A different approach to redirecting inserts into the appropriate partition table is to set up rules, instead of a trigger, on the master table. For example:
CREATE RULE measurement_insert_y2006m02 AS ON INSERT TO measurement WHERE ( logdate >= DATE '2006-02-01' AND logdate < DATE '2006-03-01' ) DO INSTEAD INSERT INTO measurement_y2006m02 VALUES (NEW.*); ... CREATE RULE measurement_insert_y2008m01 AS ON INSERT TO measurement WHERE ( logdate >= DATE '2008-01-01' AND logdate < DATE '2008-02-01' ) DO INSTEAD INSERT INTO measurement_y2008m01 VALUES (NEW.*);
A rule has significantly more overhead than a trigger, but the overhead is paid once per query rather than once per row, so this method might be advantageous for bulk-insert situations. In most cases, however, the trigger method will offer better performance.
Be aware that COPY ignores rules. If you want to use COPY to insert data, you'll need to copy into the correct partition table rather than into the master. COPY does fire triggers, so you can use it normally if you use the trigger approach.
Another disadvantage of the rule approach is that there is no simple way to force an error if the set of rules doesn't cover the insertion date; the data will silently go into the master table instead.
Partitioning can also be arranged using a UNION ALL view, instead of table inheritance. For example,
CREATE VIEW measurement AS SELECT * FROM measurement_y2006m02 UNION ALL SELECT * FROM measurement_y2006m03 ... UNION ALL SELECT * FROM measurement_y2007m11 UNION ALL SELECT * FROM measurement_y2007m12 UNION ALL SELECT * FROM measurement_y2008m01;
However, the need to recreate the view adds an extra step to adding and dropping individual partitions of the data set. In practice this method has little to recommend it compared to using inheritance.
The following caveats apply to partitioned tables:
There is no automatic way to verify that all of the CHECK constraints are mutually exclusive. It is safer to create code that generates partitions and creates and/or modifies associated objects than to write each by hand.
The schemes shown here assume that the partition key column(s) of a row never change, or at least do not change enough to require it to move to another partition. An UPDATE that attempts to do that will fail because of the CHECK constraints. If you need to handle such cases, you can put suitable update triggers on the partition tables, but it makes management of the structure much more complicated.
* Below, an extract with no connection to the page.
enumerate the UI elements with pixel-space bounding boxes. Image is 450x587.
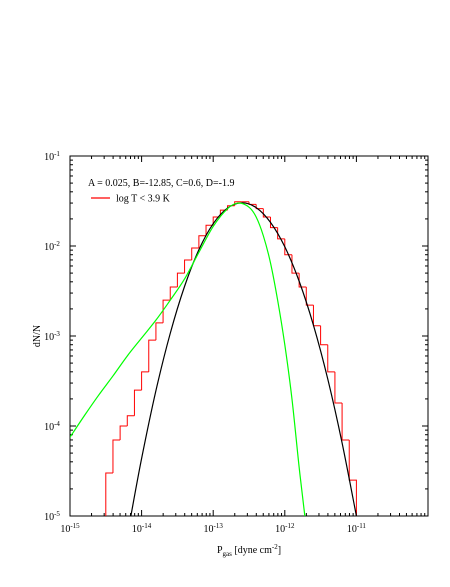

If you are using manual VACUUM or ANALYZE commands, don't forget that you need to run them on each partition individually. A command like
will only process the master table.
The following caveats apply to constraint exclusion:
Constraint exclusion only works when the query's
WHERE clause contains constants. A
parameterized query will not be optimized, since the
planner cannot know which partitions the parameter value
might select at run time. For the same reason, "stable" functions such as
CURRENT_DATE must be avoided.
Keep the partitioning constraints simple, else the planner may not be able to prove that partitions don't need to be visited. Use simple equality conditions for list partitioning, or simple range tests for range partitioning, as illustrated in the preceding examples. A good rule of thumb is that partitioning constraints should contain only comparisons of the partitioning column(s) to constants using B-tree-indexable operators.
All constraints on all partitions of the master table are examined during constraint exclusion, so large numbers of partitions are likely to increase query planning time considerably. Partitioning using these techniques will work well with up to perhaps a hundred partitions; don't try to use many thousands of partitions.